09.06.2023, Gründelpark

Leider Merchandise-los, aber dafür umso emotionaler.

Als 2018 die Nachricht umging, dass sich die norwegische Band MADRUGADA wieder unter den Lebenden befindet, da war die Euphorie bei den Fans sehr groß. Die "Industrial Silence Tour" 2019 ist damals ziemlich schnell ausverkauft gewesen und war für die Anhänger wie Balsam für die geschundene MADRUGADA-Seele. Im Herbst 2022 erschien das Album "Chimes At Midnight", doch erst relativ spät danach gab es Nachrichten über neue Konzerte. Das alles zieht an diesem lauen Sommerabend eine bunte Schar an Besuchern in den Gründelpark nach Glauchau, gepaart mit einem sehr weiten Altersspektrum. Bei vielen kommt zudem noch die Nostalgie für das "Woodstage"-Festival dazu, welches ab Mitte der Neunziger Jahre an diesem Ort stattfand. Auch die Band hat 2002 bei diesem Festival schon einmal gespielt. Die Vorzeichen auf einen tollen Konzertabend stehen also mehr als gut.

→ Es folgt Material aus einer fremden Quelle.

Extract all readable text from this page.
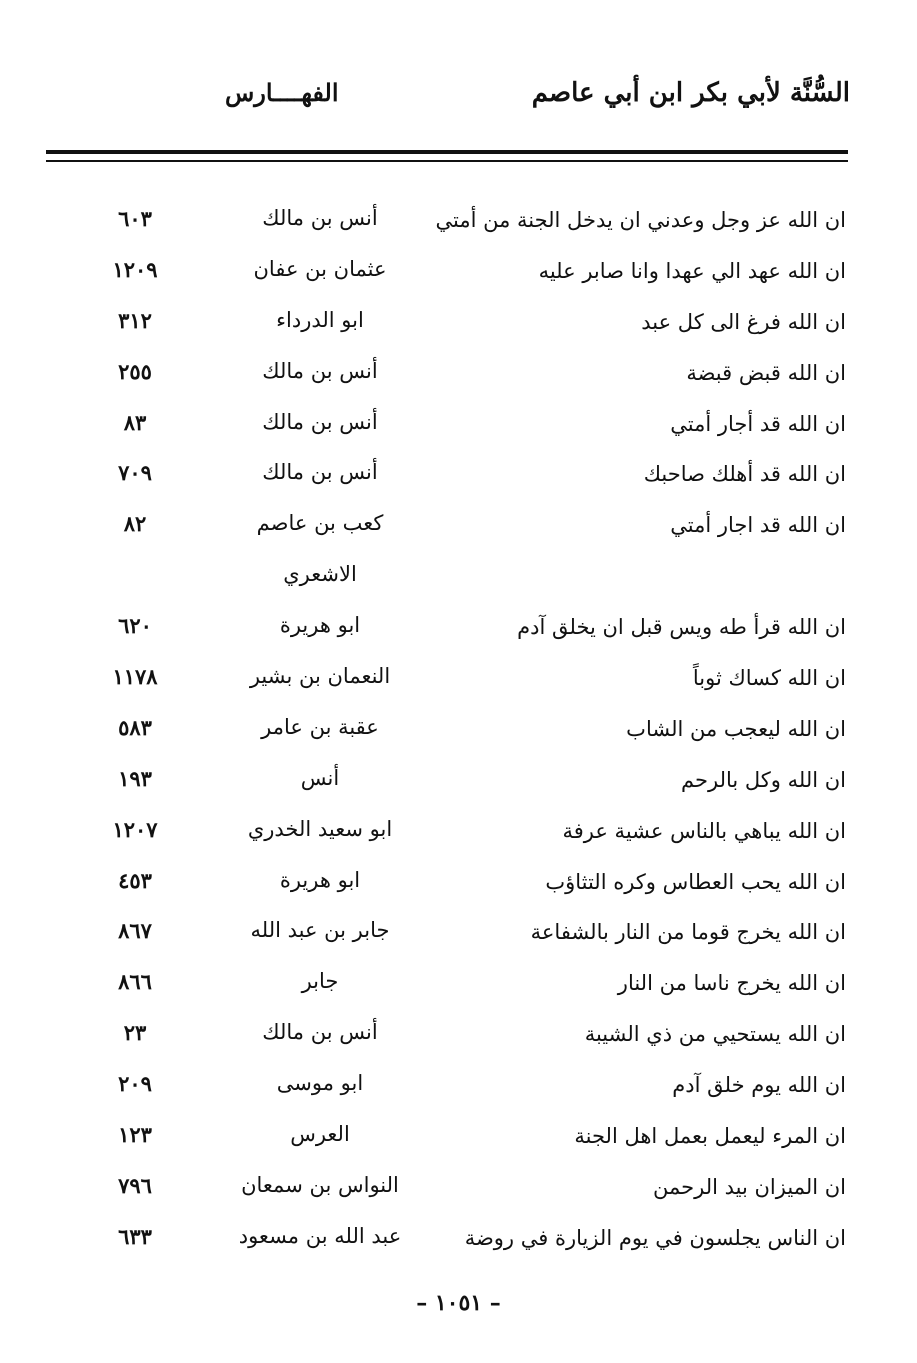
السُّنَّة لأبي بكر ابن أبي عاصم
الفهــــارس
ان الله عز وجل وعدني ان يدخل الجنة من أمتي
أنس بن مالك
٦٠٣
ان الله عهد الي عهدا وانا صابر عليه
عثمان بن عفان
١٢٠٩
ان الله فرغ الى كل عبد
ابو الدرداء
٣١٢
ان الله قبض قبضة
أنس بن مالك
٢٥٥
ان الله قد أجار أمتي
أنس بن مالك
٨٣
ان الله قد أهلك صاحبك
أنس بن مالك
٧٠٩
ان الله قد اجار أمتي
كعب بن عاصم
٨٢
الاشعري
ان الله قرأ طه ويس قبل ان يخلق آدم
ابو هريرة
٦٢٠
ان الله كساك ثوباً
النعمان بن بشير
١١٧٨
ان الله ليعجب من الشاب
عقبة بن عامر
٥٨٣
ان الله وكل بالرحم
أنس
١٩٣
ان الله يباهي بالناس عشية عرفة
ابو سعيد الخدري
١٢٠٧
ان الله يحب العطاس وكره التثاؤب
ابو هريرة
٤٥٣
ان الله يخرج قوما من النار بالشفاعة
جابر بن عبد الله
٨٦٧
ان الله يخرج ناسا من النار
جابر
٨٦٦
ان الله يستحيي من ذي الشيبة
أنس بن مالك
٢٣
ان الله يوم خلق آدم
ابو موسى
٢٠٩
ان المرء ليعمل بعمل اهل الجنة
العرس
١٢٣
ان الميزان بيد الرحمن
النواس بن سمعان
٧٩٦
ان الناس يجلسون في يوم الزيارة في روضة
عبد الله بن مسعود
٦٣٣
– ١٠٥١ –
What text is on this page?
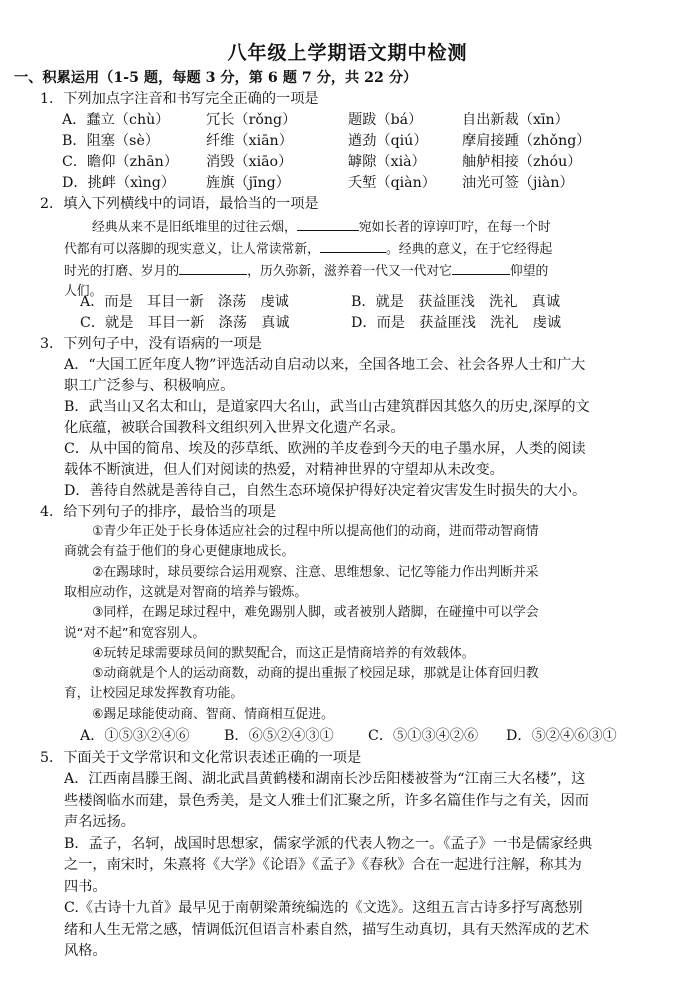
八年级上学期语文期中检测
一、积累运用（1-5 题，每题 3 分，第 6 题 7 分，共 22 分）
1．下列加点字注音和书写完全正确的一项是
A．蠢立（chù）	冗长（rǒng）	题跋（bá）	自出新裁（xīn）
B．阻塞（sè）	纤维（xiān）	遒劲（qiú） 摩肩接踵（zhǒng）
C．瞻仰（zhān） 消毁（xiāo）	罅隙（xià）	舳舻相接（zhóu）
D．挑衅（xìng） 旌旗（jīng）	夭堑（qiàn） 油光可签（jiàn）
2．填入下列横线中的词语，最恰当的一项是
经典从来不是旧纸堆里的过往云烟，	宛如长者的谆谆叮咛，在每一个时
代都有可以落脚的现实意义，让人常读常新，	。经典的意义，在于它经得起
时光的打磨、岁月的	，历久弥新，滋养着一代又一代对它	仰望的
人们。
A．而是　耳目一新　涤荡　虔诚	B．就是　获益匪浅　洗礼　真诚
C．就是　耳目一新　涤荡　真诚	D．而是　获益匪浅　洗礼　虔诚
3．下列句子中，没有语病的一项是
A．“大国工匠年度人物”评选活动自启动以来，全国各地工会、社会各界人士和广大
职工广泛参与、积极响应。
B．武当山又名太和山，是道家四大名山，武当山古建筑群因其悠久的历史,深厚的文
化底蕴，被联合国教科文组织列入世界文化遗产名录。
C．从中国的简帛、埃及的莎草纸、欧洲的羊皮卷到今天的电子墨水屏，人类的阅读
载体不断演进，但人们对阅读的热爱，对精神世界的守望却从未改变。
D．善待自然就是善待自己，自然生态环境保护得好决定着灾害发生时损失的大小。
4．给下列句子的排序，最恰当的项是
①青少年正处于长身体适应社会的过程中所以提高他们的动商，进而带动智商情
商就会有益于他们的身心更健康地成长。
②在踢球时，球员要综合运用观察、注意、思维想象、记忆等能力作出判断并采
取相应动作，这就是对智商的培养与锻炼。
③同样，在踢足球过程中，难免踢别人脚，或者被别人踏脚，在碰撞中可以学会
说“对不起”和宽容别人。
④玩转足球需要球员间的默契配合，而这正是情商培养的有效载体。
⑤动商就是个人的运动商数，动商的提出重振了校园足球，那就是让体育回归教
育，让校园足球发挥教育功能。
⑥踢足球能使动商、智商、情商相互促进。
A．①⑤③②④⑥ B．⑥⑤②④③① C．⑤①③④②⑥ D．⑤②④⑥③①
5．下面关于文学常识和文化常识表述正确的一项是
A．江西南昌滕王阁、湖北武昌黄鹤楼和湖南长沙岳阳楼被誉为“江南三大名楼”，这
些楼阁临水而建，景色秀美，是文人雅士们汇聚之所，许多名篇佳作与之有关，因而
声名远扬。
B．孟子，名轲，战国时思想家，儒家学派的代表人物之一。《孟子》一书是儒家经典
之一，南宋时，朱熹将《大学》《论语》《孟子》《春秋》合在一起进行注解，称其为
四书。
C.《古诗十九首》最早见于南朝梁萧统编选的《文选》。这组五言古诗多抒写离愁别
绪和人生无常之感，情调低沉但语言朴素自然，描写生动真切，具有天然浑成的艺术
风格。
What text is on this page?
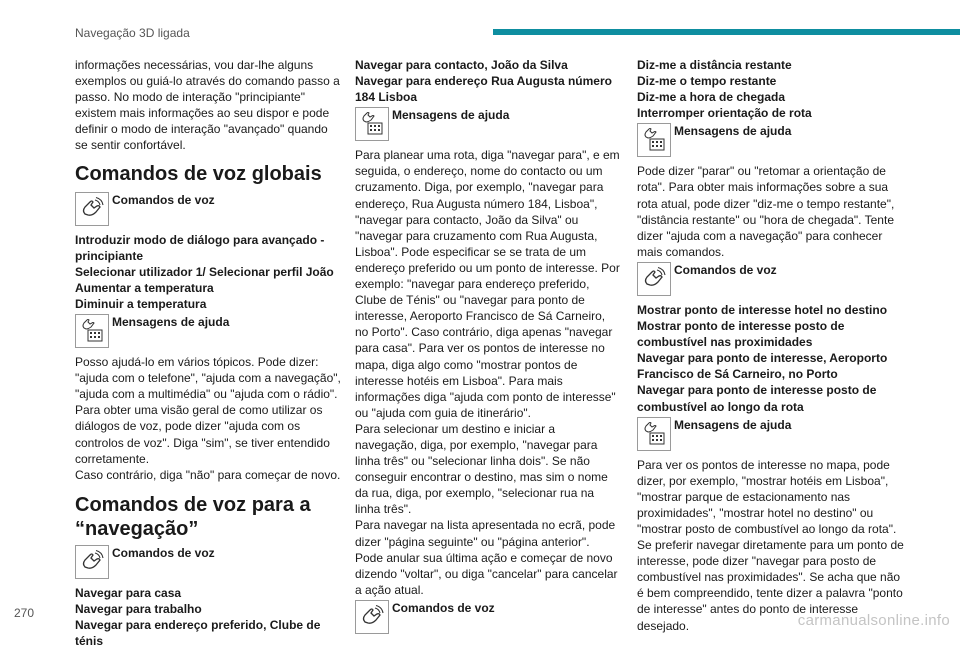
Navegação 3D ligada

informações necessárias, vou dar-lhe alguns exemplos ou guiá-lo através do comando passo a passo. No modo de interação "principiante" existem mais informações ao seu dispor e pode definir o modo de interação "avançado" quando se sentir confortável.

Comandos de voz globais
Comandos de voz

Introduzir modo de diálogo para avançado - principiante

Selecionar utilizador 1/ Selecionar perfil João

Aumentar a temperatura

Diminuir a temperatura

Mensagens de ajuda

Posso ajudá-lo em vários tópicos. Pode dizer: "ajuda com o telefone", "ajuda com a navegação", "ajuda com a multimédia" ou "ajuda com o rádio". Para obter uma visão geral de como utilizar os diálogos de voz, pode dizer "ajuda com os controlos de voz". Diga "sim", se tiver entendido corretamente.

Caso contrário, diga "não" para começar de novo.

Comandos de voz para a “navegação”
Comandos de voz

Navegar para casa

Navegar para trabalho

Navegar para endereço preferido, Clube de ténis

Navegar para contacto, João da Silva

Navegar para endereço Rua Augusta número 184 Lisboa

Mensagens de ajuda

Para planear uma rota, diga "navegar para", e em seguida, o endereço, nome do contacto ou um cruzamento. Diga, por exemplo, "navegar para endereço, Rua Augusta número 184, Lisboa", "navegar para contacto, João da Silva" ou "navegar para cruzamento com Rua Augusta, Lisboa". Pode especificar se se trata de um endereço preferido ou um ponto de interesse. Por exemplo: "navegar para endereço preferido, Clube de Ténis" ou "navegar para ponto de interesse, Aeroporto Francisco de Sá Carneiro, no Porto". Caso contrário, diga apenas "navegar para casa". Para ver os pontos de interesse no mapa, diga algo como "mostrar pontos de interesse hotéis em Lisboa". Para mais informações diga "ajuda com ponto de interesse" ou "ajuda com guia de itinerário".

Para selecionar um destino e iniciar a navegação, diga, por exemplo, "navegar para linha três" ou "selecionar linha dois". Se não conseguir encontrar o destino, mas sim o nome da rua, diga, por exemplo, "selecionar rua na linha três".

Para navegar na lista apresentada no ecrã, pode dizer "página seguinte" ou "página anterior". Pode anular sua última ação e começar de novo dizendo "voltar", ou diga "cancelar" para cancelar a ação atual.

Comandos de voz

Diz-me a distância restante

Diz-me o tempo restante

Diz-me a hora de chegada

Interromper orientação de rota

Mensagens de ajuda

Pode dizer "parar" ou "retomar a orientação de rota". Para obter mais informações sobre a sua rota atual, pode dizer "diz-me o tempo restante", "distância restante" ou "hora de chegada". Tente dizer "ajuda com a navegação" para conhecer mais comandos.

Comandos de voz

Mostrar ponto de interesse hotel no destino

Mostrar ponto de interesse posto de combustível nas proximidades

Navegar para ponto de interesse, Aeroporto Francisco de Sá Carneiro, no Porto

Navegar para ponto de interesse posto de combustível ao longo da rota

Mensagens de ajuda

Para ver os pontos de interesse no mapa, pode dizer, por exemplo, "mostrar hotéis em Lisboa", "mostrar parque de estacionamento nas proximidades", "mostrar hotel no destino" ou "mostrar posto de combustível ao longo da rota". Se preferir navegar diretamente para um ponto de interesse, pode dizer "navegar para posto de combustível nas proximidades". Se acha que não é bem compreendido, tente dizer a palavra "ponto de interesse" antes do ponto de interesse desejado.

270	carmanualsonline.info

NO KING. NO CROWN.Bei bestem Open-Air-Wetter geht es also nach Glauchau. Gegen 20:00 Uhr eröffnet die Dresdner Indie-Band NO KING. NO CROWN. den Konzertabend. Ein vorheriger Besuch am Merch-Stand bietet allerlei Dinge dieser Band und man kann dort drei Musiker auf dem Cover erkennen. Musiker René Ahlig steht jedoch alleine auf der Bühne. Das Geheimnis darüber wird im Laufe des Auftrittes gelüftet. Die Anfrage für den Auftritt kam erst am Donnerstag und die anderen beiden Mitstreiter haben es zeitlich einfach nicht mehr geschafft. So hat er einfach alles an Instrumenten eingepackt, was er so gedacht hat und sich kurz vor dem Gig überlegt, was er denn so aus seinem Repertoire zum Besten gibt. Trotz dieser Umstände liefert er ein gutes Programm ab, ohne dass es zu improvisiert wirkt. Im Gegenteil, er ist voll und ganz in seinem Element und kann nach und nach die Besucher vor der Bühne begeistern, die es ihm mit ordentlichem Applaus danken. Am Ende seines Auftrittes gibt er noch den Hinweis, dass die Norweger überhaupt keine Merchandise-Artikel dabei haben und er somit die gesamte Verkaufsfläche für sich allein in Beschlag nehmen kann. Dazu startet er glatt noch eine kleine Verkaufsshow und präsentiert dem Publikum seine Utensilien. Freude und Leid liegen an diesem Abend also nah beieinander.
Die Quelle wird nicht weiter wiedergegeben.